- Argo Point Location within Antarctica

Highest point
- Elevation: 360 m (1,180 ft)
- Coordinates: 66°15′S 60°55′W﻿ / ﻿66.25°S 60.92°W

Geography
- Location: Jason Peninsula, Antarctica
- Parent range: Seal Nunataks

Geology
- Mountain type: Volcanic vent

= Argo Point (scoria cone) =

Argo Point is a scoria cone in Jason Peninsula, Antarctica, at a height of 360 m above sea level. Associated with the Seal Nunataks, the cone has a diameter of 300 m and its snow-filled crater has a gap on its northern side. The cone is constructed on a formation of lava and scoria over 175 m thick, which may lie on Jurassic rocks. Glaciers or wind have eroded debris from the cone, forming a "tail" several kilometres long on the ice.

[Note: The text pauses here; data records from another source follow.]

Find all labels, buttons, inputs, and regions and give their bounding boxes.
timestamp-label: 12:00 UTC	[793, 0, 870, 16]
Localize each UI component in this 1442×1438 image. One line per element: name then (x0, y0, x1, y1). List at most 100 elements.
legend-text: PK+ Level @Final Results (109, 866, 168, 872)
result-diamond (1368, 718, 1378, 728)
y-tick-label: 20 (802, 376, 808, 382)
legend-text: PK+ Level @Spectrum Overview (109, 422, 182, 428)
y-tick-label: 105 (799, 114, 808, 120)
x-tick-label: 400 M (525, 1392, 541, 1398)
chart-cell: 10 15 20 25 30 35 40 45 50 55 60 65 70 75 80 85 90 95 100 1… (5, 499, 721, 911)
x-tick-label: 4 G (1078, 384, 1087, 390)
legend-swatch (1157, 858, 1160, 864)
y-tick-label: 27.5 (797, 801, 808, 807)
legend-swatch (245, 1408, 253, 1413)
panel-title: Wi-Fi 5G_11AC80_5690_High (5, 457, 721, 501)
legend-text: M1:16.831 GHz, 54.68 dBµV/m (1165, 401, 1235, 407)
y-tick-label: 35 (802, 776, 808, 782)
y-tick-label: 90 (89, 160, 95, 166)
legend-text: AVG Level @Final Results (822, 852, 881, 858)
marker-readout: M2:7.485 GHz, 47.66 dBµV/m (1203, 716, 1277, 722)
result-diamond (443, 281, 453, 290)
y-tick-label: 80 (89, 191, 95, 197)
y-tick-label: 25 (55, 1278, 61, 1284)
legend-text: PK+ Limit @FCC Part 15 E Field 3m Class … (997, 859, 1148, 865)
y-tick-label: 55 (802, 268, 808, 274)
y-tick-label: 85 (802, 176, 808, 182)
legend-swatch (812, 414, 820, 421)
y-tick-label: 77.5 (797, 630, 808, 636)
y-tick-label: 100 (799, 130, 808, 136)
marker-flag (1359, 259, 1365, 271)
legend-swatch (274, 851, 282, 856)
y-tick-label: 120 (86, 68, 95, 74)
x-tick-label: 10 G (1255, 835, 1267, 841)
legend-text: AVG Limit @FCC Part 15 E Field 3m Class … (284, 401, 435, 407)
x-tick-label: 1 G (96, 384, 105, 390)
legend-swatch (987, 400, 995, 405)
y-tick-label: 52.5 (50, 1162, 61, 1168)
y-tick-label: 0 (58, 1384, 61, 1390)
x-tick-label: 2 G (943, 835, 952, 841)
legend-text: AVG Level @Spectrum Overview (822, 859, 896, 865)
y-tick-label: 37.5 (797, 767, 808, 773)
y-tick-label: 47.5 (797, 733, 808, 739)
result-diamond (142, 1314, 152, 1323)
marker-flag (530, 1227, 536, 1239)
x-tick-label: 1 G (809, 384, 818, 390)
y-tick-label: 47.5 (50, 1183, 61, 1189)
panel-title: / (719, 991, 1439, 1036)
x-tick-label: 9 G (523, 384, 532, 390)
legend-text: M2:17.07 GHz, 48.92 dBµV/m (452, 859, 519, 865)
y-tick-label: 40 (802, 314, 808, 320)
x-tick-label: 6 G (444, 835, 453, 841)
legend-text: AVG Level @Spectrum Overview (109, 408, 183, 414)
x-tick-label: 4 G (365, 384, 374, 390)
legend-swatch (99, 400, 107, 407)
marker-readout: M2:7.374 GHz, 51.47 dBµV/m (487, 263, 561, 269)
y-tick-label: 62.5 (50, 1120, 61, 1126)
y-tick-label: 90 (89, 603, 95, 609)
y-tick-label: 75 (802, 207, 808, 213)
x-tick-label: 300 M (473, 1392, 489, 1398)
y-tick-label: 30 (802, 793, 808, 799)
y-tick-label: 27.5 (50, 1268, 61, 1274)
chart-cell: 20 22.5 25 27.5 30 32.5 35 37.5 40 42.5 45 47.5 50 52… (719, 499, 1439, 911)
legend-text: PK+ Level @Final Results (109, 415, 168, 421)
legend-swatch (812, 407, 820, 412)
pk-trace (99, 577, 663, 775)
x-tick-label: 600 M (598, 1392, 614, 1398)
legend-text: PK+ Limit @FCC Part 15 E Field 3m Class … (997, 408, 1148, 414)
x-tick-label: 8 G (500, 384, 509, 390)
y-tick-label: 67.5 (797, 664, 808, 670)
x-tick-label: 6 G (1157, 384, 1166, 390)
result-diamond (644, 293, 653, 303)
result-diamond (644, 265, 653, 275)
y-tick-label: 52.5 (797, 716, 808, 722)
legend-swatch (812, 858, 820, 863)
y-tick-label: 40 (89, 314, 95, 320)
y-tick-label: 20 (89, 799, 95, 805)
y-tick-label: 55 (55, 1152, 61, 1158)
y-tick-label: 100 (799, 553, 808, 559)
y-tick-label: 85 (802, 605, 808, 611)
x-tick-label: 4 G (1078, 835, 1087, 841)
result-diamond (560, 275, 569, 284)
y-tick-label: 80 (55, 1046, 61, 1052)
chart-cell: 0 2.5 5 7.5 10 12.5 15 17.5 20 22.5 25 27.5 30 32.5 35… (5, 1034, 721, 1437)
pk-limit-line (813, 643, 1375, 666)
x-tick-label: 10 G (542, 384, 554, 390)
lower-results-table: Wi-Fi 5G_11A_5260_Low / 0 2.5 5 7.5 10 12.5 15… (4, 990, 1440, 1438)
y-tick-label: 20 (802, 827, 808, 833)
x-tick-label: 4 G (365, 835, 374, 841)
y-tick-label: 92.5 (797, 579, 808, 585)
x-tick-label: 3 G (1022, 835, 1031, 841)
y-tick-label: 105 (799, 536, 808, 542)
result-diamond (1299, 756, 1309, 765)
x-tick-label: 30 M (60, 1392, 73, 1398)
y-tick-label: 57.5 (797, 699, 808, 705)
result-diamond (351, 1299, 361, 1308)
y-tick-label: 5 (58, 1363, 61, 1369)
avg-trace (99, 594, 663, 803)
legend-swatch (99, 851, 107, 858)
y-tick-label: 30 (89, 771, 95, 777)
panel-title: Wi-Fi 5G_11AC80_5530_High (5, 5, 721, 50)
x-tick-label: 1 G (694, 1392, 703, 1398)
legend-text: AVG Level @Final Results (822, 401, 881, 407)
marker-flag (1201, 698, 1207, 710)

Potassium-argon dating has indicated ages of 1.4-0.9 mya, and the volcano formed in the absence of ice. The cone is constructed from basalt and hawaiite including lava bombs in its sides. Argo Point is related to Seal Nunataks and James Ross Island, and like these its rocks are ocean island basalts. This volcanism may be the consequence of back-arc effects of subduction along the South Shetland trench.